Each FSx for OpenZFS file system consists of the file server that clients communicate with, and a set of disks attached to that file server. Each file server employs a fast, in-memory cache to enhance performance for the most frequently accessed data. FSx for OpenZFS utilizes an Adaptive Replacement Cache (ARC) that is built into the OpenZFS file system, which improves the portion of data access driven from the in-memory cache.

When a client accesses data that's stored in the in-memory cache, the file server doesn't need to read it from disk and the data is served directly from file server memory to the requesting client as network I/O. When a client accesses data that is not in file server memory, it is read from disk as disk I/O and then served to the client as network I/O; data read from disk is also subject to the IOPS and bandwidth limits of the underlying disks.

FSx for OpenZFS file systems can serve network I/O about three times faster than disk I/O, which means that clients can drive greater throughput and IOPS with lower latencies for frequently accessed data in cache.

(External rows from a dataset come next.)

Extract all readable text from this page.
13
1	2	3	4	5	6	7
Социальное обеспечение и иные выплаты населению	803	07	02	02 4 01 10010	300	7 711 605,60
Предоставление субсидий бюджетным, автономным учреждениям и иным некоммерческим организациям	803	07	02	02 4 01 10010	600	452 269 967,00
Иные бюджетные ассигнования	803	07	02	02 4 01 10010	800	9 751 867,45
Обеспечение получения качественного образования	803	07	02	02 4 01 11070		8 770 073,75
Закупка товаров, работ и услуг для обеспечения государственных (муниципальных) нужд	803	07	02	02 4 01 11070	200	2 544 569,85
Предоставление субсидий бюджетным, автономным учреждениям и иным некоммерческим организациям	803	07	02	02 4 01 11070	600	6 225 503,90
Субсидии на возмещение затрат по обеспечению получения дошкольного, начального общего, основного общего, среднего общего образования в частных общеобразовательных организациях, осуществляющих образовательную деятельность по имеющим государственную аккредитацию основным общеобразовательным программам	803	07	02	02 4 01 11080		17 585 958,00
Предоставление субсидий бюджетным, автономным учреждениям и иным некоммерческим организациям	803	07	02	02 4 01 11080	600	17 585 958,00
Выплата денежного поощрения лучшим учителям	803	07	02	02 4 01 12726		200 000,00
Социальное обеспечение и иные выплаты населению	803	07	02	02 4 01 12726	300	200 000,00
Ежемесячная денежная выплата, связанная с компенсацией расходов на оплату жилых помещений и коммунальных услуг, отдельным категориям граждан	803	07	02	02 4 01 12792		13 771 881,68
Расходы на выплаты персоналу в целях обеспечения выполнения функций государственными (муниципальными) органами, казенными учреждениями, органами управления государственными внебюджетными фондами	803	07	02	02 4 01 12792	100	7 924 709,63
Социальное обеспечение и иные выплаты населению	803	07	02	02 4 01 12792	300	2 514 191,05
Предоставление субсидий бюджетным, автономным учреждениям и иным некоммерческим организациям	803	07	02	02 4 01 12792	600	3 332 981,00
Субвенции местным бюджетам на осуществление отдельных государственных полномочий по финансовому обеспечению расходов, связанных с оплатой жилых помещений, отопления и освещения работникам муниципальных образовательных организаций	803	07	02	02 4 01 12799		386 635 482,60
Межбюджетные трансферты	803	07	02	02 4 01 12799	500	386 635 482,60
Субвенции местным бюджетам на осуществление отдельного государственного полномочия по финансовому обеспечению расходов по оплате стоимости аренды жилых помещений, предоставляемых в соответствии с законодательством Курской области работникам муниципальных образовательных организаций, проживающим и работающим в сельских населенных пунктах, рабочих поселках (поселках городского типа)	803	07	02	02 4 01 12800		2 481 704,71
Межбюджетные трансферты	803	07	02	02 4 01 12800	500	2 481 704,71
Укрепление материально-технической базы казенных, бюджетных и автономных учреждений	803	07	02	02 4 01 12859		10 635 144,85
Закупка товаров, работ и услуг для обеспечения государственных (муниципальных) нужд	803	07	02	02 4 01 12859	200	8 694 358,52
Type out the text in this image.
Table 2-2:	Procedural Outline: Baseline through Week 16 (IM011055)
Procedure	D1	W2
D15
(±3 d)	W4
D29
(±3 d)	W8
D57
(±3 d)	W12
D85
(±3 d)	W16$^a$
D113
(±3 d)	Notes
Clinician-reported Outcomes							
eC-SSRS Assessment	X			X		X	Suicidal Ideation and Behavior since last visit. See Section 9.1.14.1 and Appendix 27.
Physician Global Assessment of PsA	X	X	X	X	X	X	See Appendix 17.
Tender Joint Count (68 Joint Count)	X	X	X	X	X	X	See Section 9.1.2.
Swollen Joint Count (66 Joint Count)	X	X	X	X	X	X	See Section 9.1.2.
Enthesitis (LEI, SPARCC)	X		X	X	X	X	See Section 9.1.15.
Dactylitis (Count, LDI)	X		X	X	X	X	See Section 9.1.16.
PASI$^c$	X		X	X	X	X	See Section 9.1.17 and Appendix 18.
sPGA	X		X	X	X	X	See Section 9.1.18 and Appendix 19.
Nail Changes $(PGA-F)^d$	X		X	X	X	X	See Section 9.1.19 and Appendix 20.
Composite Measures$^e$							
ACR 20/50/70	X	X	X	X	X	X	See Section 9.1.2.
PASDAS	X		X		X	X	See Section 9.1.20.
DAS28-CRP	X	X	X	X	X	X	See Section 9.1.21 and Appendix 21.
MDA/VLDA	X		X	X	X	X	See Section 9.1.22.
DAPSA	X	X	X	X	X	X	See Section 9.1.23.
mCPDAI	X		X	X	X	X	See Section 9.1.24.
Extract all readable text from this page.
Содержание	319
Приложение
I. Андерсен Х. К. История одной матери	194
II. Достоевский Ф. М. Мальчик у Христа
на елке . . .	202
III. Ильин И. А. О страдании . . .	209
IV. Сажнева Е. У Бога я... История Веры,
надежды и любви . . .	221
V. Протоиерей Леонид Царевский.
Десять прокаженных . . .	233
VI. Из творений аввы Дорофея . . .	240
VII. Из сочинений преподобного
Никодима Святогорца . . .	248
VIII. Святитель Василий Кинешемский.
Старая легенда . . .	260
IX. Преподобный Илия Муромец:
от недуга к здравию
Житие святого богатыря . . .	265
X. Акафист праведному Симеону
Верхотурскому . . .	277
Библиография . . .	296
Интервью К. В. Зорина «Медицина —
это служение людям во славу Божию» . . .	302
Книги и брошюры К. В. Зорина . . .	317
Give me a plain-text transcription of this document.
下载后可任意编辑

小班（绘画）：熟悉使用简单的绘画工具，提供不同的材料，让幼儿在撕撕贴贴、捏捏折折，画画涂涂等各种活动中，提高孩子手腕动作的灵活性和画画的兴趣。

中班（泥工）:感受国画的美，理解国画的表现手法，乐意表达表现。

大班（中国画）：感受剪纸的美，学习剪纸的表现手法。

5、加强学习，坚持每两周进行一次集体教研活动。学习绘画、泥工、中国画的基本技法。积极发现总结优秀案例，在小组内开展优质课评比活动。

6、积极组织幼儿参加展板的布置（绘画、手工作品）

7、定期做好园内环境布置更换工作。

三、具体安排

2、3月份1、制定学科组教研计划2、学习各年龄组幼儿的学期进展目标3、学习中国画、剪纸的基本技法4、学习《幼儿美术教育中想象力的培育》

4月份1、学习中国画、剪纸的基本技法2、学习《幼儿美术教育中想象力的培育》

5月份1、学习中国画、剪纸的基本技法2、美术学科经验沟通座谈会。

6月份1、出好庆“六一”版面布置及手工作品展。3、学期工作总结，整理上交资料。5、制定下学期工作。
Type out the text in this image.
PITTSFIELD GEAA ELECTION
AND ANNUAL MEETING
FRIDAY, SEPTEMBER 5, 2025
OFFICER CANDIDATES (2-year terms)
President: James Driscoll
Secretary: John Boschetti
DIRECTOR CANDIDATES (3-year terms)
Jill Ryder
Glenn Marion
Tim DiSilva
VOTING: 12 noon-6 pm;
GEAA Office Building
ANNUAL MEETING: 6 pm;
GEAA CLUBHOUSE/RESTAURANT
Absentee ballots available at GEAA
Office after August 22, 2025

The following diagram illustrates how data is accessed from an FSx for OpenZFS file system.


        Diagram showing how data is accessed in an FSx for OpenZFS
          file system.

File-based workloads are typically spiky, characterized by short, intense periods of high I/O with plenty of idle time between bursts. To support spiky workloads, in addition to the baseline speeds that a file system can sustain 24/7, Amazon FSx provides the capability to burst to higher speeds for periods of time for both network I/O and disk I/O operations. Amazon FSx uses a network I/O credit mechanism to allocate throughput and IOPS based on average utilization — file systems accrue credits when their throughput and IOPS usage is below their baseline limits, and can use these credits when they perform I/O operations.

File system performance

File system performance is typically measured in latency, throughput, and I/O operations per second (IOPS). In this section, we document the performance you can expect for data accessed from the in-memory cache and data accessed from disk. We also document the baseline performance you can always deliver, as well as the burst performance you can drive for short periods of time.

The specific level of performance a file system can provide is defined by its provisioned throughput capacity, which determines the size of the file server hosting the file system and is equivalent to the baseline disk throughput supported by your file server. For data access from disks, your file system’s performance is also dependent on the number of provisioned SSD disk IOPS configured for the file system’s underlying disks.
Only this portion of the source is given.